Asheville’s decline is a mix of bad policy choices, cultural displacement, and a failure to face homelessness and public safety realities head on.
Late 2024’s Hurricane Helene left parts of western North Carolina reeling, and Asheville’s recovery exposed cracks in local systems that are now impossible to ignore. Officials and national outlets argued about who should get credit for keeping people informed during the emergency, but the real story is how fragile local infrastructure and policy decisions compounded the damage.
Over the last several years Asheville’s problems didn’t start with a storm; they were already taking root in decisions that shifted priorities away from basic public safety and strong municipal management. When a city stops treating certain 911 calls as routine, you change residents’ expectations about what government will protect. That kind of policy shift doesn’t just affect statistics; it changes how people feel safe walking their streets.
Back in 2021 the police announced they would not respond to some service calls, citing staffing shortfalls as the reason. That move came on the heels of nationwide pressure to rethink policing after the BLM protests and the defund movement, and residents say the timing made the situation worse. Whatever the official explanation, the result has been less visible enforcement and a growing sense that low-level crime and disorder go unaddressed.
Homelessness has swollen into the most visible sign of decline, and the response from many local leaders has been to treat housing supply as the only solution. That ignores a hard truth: a big portion of the unhoused population struggles with addiction and serious mental illness. Without confronting those root causes, housing alone becomes a temporary bandage that masks persistent problems.
Once-charming, US mountain escape has transformed into 'nasty, crazy, and scary' city https://t.co/1dBfc88kTp pic.twitter.com/zfg5FWEULi
— New York Post (@nypost) April 25, 2026
Locals and long-time residents describe a city that used to hum with a distinct culture but now feels unfamiliar and unsafe to those who lived there for decades. Newcomers and tourism dollars changed neighborhoods, but so did policies that tolerated public drug use, aggressive panhandling, and encampments in commercial corridors. The result has been erosion of the small-town rhythms that once defined western North Carolina communities.
A social post from a former regular lays out the change in plain, personal terms and captures why many longtime residents have stopped coming around. That voice isn’t cherry-picked; it’s the kind of observation you hear from folks who watched neighborhood traditions replaced by a different, disconnected urban vibe. Those shifts are cultural as much as political, but policy choices accelerate cultural turnover when they fail to protect community standards.
Back then, Asheville was a hillbilly Mecca. Old men sat on benches outside Hardee’s with their sausage biscuits and coffee to gossip. Bluegrass played on gas station speakers. People clogged on weekends. Folks sounded like they’d never left WNC—the accents were thick.
By the time the city ended Belle Chere in 2013, Asheville had become a place I didn’t recognize.
Transplants had flooded out the locals, who escaped to Madison and Haywood counties.
Local accents? Gone. Bluegrass and clogging? Bastardized by people with zero ties to the traditions. The old men at Hardee’s? Replaced by homeless junkies nodding off and drooling on themselves.

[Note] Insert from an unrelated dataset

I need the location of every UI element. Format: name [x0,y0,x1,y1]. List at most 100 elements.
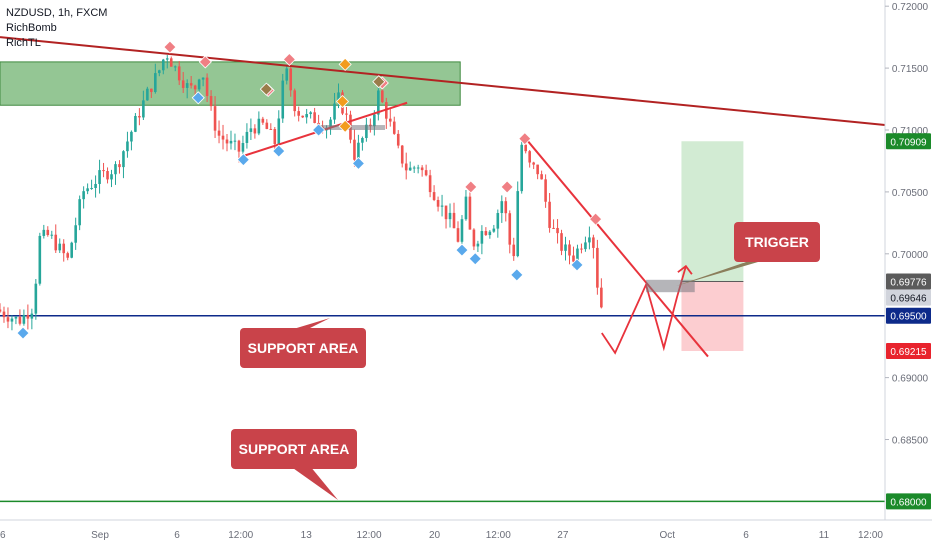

It’s so bad that I’ve avoided Asheville for more than a decade. Only one of my children has ever been to the city, and she only went so I could take her to the Biltmore House.
Asheville is like an infection—and as much as it pains my heart to admit it, that infection is spreading.
The last time I was in Canton, we went out to eat. There wasn’t a single person in the restaurant with a local accent. Women in Lilly Pulitzer and men in dock shoes walked the sidewalks where overalls and work boots once ruled.
It won’t be long before the same policies that created this new Asheville turns the rest of WNC into a shell of its former self.
Short, direct reactions like “Sad, really” reflect the frustration many feel watching their hometowns change in ways that feel avoidable. Those one-liners carry a lot of weight because they aren’t polished op-ed pieces; they’re the notes people leave when they’re fed up. For a lot of residents, the sense that the city’s leaders are either unwilling or unable to stop the decline is the real trigger for anger.
There’s an obvious contrast: other cities have chosen stricter enforcement, targeted addiction treatment, and coordinated shelter-plus-care models that pair housing with wraparound services. Those approaches are not politically sexy but they work when implemented consistently and with accountability. Asheville’s slide shows what happens when experiments replace tried-and-true public safety and social-service strategies.
Hurricanes and natural disasters shine a harsh light on governance. When disaster hits, cities with clear priorities and functioning emergency networks cope better, and the difference is not accidental. Asheville’s problems are a product of choices, and change will require local leaders to admit where those choices led and to act differently going forward.
Other communities are proving alternatives are possible, but turning things around takes clear political will and a willingness to treat homelessness, mental health, and public safety as interlocking problems rather than separate policy talking points. If leaders want their cities to thrive again, they’ll need to make decisions that restore order, address addiction, and put residents first.